Leichtgradige oder undeutliche Lahmheiten entstehen häufig infolge von Zerrungen, Verdrehungen oder Verstauchungen im Bereich von Sehnen, Bändern, Gelenken mit ihren dazugehörigen Gelenkkapseln sowie am Übergang von Sehnen zu ihren Ansatzstellen des Knochens. Besonders Reizungen von Sehne und den Übergängen von Sehnen zu ihren Ansätzen am Knochen führen zunächst zu nur undeutlichen Lahmheiten, die dann bagatellisiert werden. Bei Nichtbehandlung oder Nichtbeachtung führen jedoch besonders diese vermeintlich leichtgradigen Fehler zu langandauernden Bewegungsbeeinträchtigungen des Pferdes, die besonders für sportlich ambitionierte Reiter sehr ärgerlich sind.

Eine Besonderheit im Auftreten von Lahmheiten stellt die sog. Hufrehe dar, bei welcher beide Vordergliedmaßen oder alle vier Gliedmaßen des Pferdes betroffen sind. Sofern der Verdacht auf ein Entstehen einer Hufrehe besteht, sollte schnellstmöglich tierärztliche Hilfe in Anspruch genommen werden, weil nur dann die Gebrauchsfähigkeit eines Pferdes erhalten werden kann. Verzögerungen in der Behandlung einer Hufrehe sind zumeist sehr verheerend, teuer und haben fast immer die dauernde Unbrauchbarkeit des Pferdes zur Folge.

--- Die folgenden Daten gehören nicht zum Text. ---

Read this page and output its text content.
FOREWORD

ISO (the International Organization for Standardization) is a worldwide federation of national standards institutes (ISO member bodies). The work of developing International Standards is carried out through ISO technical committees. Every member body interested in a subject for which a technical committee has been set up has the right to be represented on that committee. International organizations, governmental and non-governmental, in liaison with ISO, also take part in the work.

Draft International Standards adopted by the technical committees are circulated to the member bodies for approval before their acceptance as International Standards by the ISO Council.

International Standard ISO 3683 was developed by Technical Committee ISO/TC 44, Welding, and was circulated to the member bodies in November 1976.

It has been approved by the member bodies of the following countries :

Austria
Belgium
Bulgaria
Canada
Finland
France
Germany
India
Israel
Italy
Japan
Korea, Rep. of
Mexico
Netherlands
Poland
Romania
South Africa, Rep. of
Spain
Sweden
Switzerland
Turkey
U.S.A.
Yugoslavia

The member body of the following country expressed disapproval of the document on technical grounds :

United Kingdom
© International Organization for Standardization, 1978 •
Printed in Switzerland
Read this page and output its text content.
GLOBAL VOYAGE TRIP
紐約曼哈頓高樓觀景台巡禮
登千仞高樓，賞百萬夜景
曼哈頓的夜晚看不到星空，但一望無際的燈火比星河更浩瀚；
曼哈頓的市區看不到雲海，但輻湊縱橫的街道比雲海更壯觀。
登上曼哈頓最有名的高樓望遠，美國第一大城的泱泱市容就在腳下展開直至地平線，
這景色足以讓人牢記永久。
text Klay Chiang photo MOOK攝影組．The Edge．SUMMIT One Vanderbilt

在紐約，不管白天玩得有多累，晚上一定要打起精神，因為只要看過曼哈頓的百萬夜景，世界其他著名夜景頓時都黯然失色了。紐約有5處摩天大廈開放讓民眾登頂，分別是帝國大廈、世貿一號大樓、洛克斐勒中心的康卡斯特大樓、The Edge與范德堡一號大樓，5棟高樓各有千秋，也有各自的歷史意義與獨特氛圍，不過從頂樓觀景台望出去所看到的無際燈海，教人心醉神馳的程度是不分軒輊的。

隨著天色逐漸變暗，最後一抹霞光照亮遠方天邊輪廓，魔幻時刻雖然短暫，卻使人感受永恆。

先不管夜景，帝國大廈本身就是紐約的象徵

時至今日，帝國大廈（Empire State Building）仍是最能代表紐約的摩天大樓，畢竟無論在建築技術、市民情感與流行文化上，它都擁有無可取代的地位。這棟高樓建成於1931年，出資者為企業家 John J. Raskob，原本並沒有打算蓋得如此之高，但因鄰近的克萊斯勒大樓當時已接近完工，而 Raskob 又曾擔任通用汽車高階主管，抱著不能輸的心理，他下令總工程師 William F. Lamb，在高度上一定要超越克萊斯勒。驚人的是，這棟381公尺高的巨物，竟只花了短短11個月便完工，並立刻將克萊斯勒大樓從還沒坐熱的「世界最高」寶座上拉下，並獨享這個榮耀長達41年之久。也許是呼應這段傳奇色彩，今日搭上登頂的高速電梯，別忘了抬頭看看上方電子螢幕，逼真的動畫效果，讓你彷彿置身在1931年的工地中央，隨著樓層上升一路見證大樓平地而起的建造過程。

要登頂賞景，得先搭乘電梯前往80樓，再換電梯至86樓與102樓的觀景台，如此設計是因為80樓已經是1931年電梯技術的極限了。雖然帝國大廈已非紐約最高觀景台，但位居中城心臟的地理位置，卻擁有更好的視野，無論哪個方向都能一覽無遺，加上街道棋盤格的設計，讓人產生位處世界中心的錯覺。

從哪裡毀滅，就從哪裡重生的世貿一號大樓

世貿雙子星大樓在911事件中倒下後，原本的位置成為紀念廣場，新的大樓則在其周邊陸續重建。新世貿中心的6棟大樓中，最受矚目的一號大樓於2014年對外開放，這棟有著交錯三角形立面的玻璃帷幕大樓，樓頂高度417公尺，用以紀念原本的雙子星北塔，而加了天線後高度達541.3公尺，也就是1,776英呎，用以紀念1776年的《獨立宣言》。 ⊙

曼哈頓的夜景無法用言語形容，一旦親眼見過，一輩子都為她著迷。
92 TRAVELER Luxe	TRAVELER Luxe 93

Zusammenfassend läßt sich insbesondere im Hinblick auf hochgradig auftretende spontane Lahmheiten sagen, daß zunächst eine sehr eingehende Untersuchung des Hufes erfolgen muß. Wenn sich dabei der Verdacht einer eitrigen Entzündung im Huf herausstellt, ist dieses zwar für das Pferd sehr schmerzhaft, in der Regel aber nach einigen Tagen behoben. Differenzialdiagnostisch muß bei diesen hochgradig auftretenden akuten Lahmheiten jedoch der Verdacht einer Fraktur oder Fissur ausgeschlossen werden.